This is a thoughtful and insightful e-mail from a reader of the Daily Dish about the traumatic effects of the three assassinations of the 60s had on his generation and how he sees Obama as fitting in the mold of those three lions cut down in their prime (JFK, MLK, and RFK for you kidlings out there).
My nascent political worldview was formed by those experiences: there was a progressive force in our country, and a reactionary one. The forces of reaction would stop at nothing, including murder, to stop progressive change. Of course I realized there was no connection between the three assassinations--except there was. There was something in the air, or rather under the surface, some dark unconscious collective force--the American shadow. Read the history of that time as prose, and this take on causality seems ridiculous, if not paranoid: given the three completely unconnected assassins--two of whom apparently acted alone--you have nothing more here than random coincidence. Read it as poetry, though, with the heart, and you understand there is no coincidence. Both views, of course, are true.

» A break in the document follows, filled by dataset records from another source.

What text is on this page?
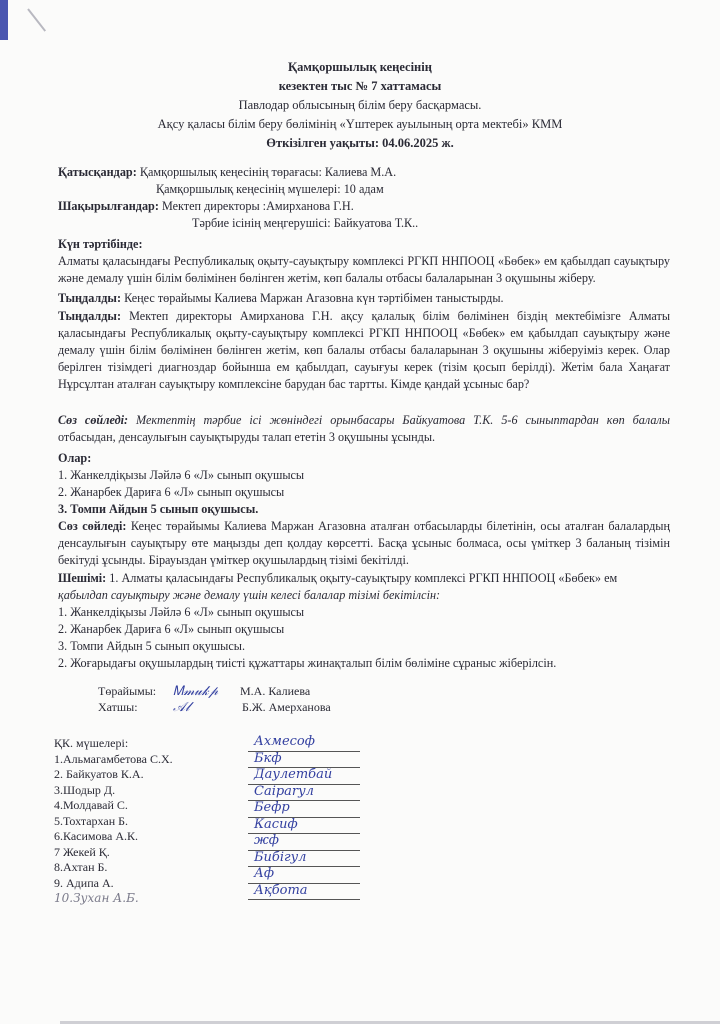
Қамқоршылық кеңесінің
кезектен тыс № 7 хаттамасы
Павлодар облысының білім беру басқармасы.
Ақсу қаласы білім беру бөлімінің «Үштерек ауылының орта мектебі» КММ
Өткізілген уақыты: 04.06.2025 ж.
Қатысқандар: Қамқоршылық кеңесінің төрағасы: Калиева М.А.
Қамқоршылық кеңесінің мүшелері: 10 адам
Шақырылғандар: Мектеп директоры :Амирханова Г.Н.
Тәрбие ісінің меңгерушісі: Байкуатова Т.К..
Күн тәртібінде:
Алматы қаласындағы Республикалық оқыту-сауықтыру комплексі РГКП ННПООЦ «Бөбек» ем қабылдап сауықтыру және демалу үшін білім бөлімінен бөлінген жетім, көп балалы отбасы балаларынан 3 оқушыны жіберу.
Тыңдалды: Кеңес төрайымы Калиева Маржан Агазовна күн тәртібімен таныстырды.
Тыңдалды: Мектеп директоры Амирханова Г.Н. ақсу қалалық білім бөлімінен біздің мектебімізге Алматы қаласындағы Республикалық оқыту-сауықтыру комплексі РГКП ННПООЦ «Бөбек» ем қабылдап сауықтыру және демалу үшін білім бөлімінен бөлінген жетім, көп балалы отбасы балаларынан 3 оқушыны жіберуіміз керек. Олар берілген тізімдегі диагноздар бойынша ем қабылдап, сауығуы керек (тізім қосып берілді). Жетім бала Хаңағат Нұрсұлтан аталған сауықтыру комплексіне барудан бас тартты. Кімде қандай ұсыныс бар?
Сөз сөйледі: Мектептің тәрбие ісі жөніндегі орынбасары Байкуатова Т.К. 5-6 сыныптардан көп балалы отбасыдан, денсаулығын сауықтыруды талап ететін 3 оқушыны ұсынды.
Олар:
1. Жанкелдіқызы Ләйлә 6 «Л» сынып оқушысы
2. Жанарбек Дариға 6 «Л» сынып оқушысы
3. Томпи Айдын 5 сынып оқушысы.
Сөз сөйледі: Кеңес төрайымы Калиева Маржан Агазовна аталған отбасыларды білетінін, осы аталған балалардың денсаулығын сауықтыру өте маңызды деп қолдау көрсетті. Басқа ұсыныс болмаса, осы үміткер 3 баланың тізімін бекітуді ұсынды. Бірауыздан үміткер оқушылардың тізімі бекітілді.
Шешімі: 1. Алматы қаласындағы Республикалық оқыту-сауықтыру комплексі РГКП ННПООЦ «Бөбек» ем
қабылдап сауықтыру және демалу үшін келесі балалар тізімі бекітілсін:
1. Жанкелдіқызы Ләйлә 6 «Л» сынып оқушысы
2. Жанарбек Дариға 6 «Л» сынып оқушысы
3. Томпи Айдын 5 сынып оқушысы.
2. Жоғарыдағы оқушылардың тиісті құжаттары жинақталып білім бөліміне сұраныс жіберілсін.
Төрайымы: Ꮇ𝓂𝓊𝓀𝓅 М.А. Калиева
Хатшы:	𝒜𝓁	Б.Ж. Амерханова
ҚК. мүшелері:
1.Альмагамбетова С.Х.
2. Байкуатов К.А.
3.Шодыр Д.
4.Молдавай С.
5.Тохтархан Б.
6.Касимова А.К.
7 Жекей Қ.
8.Ахтан Б.
9. Адипа А.
10.Зухан А.Б.
Ахмеcoф
Бкф
Даулетбай
Саiparул
Бефр
Каcиф
жф
Бибiгул
Аф
Ақбота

What happened then--the decapitation of the progressive liberal force in this country, just as it's next generation was reaching adulthood--has everything to do with Obama today. He's the dream deferred, the inheritor of myth. So the Grateful Dead will play for him on Monday, and I will vote for him on Tuesday, not to bypass something we Boomers started--because believe me, we did not start the great divide--but to finish the battle we began then and fulfill what was always, always our dream--the same dream that we are dreaming today, and that Barack and Michelle describe so eloquently every time they speak: justice, unity, freedom--not as abstract principles, but as real, on-the-ground, shared American realities. It's been a long time coming.…
The genius of Obama--and it is a spiritual genius--is he quiets that old nightmare. He lifts us beyond. He wakes us up, brings us together--the true opposite to Bush and Rove, who drove us deeper into drugged sleep and division, day by day. That was your point in "Goodbye to All That", and it was well said. But don't blame the Boomers--left or right--for a war that's been going on forever. And don't underestimate the sleeping giant we Boomers--especially we liberal Boomers--represent. We have not forgotten our dreams.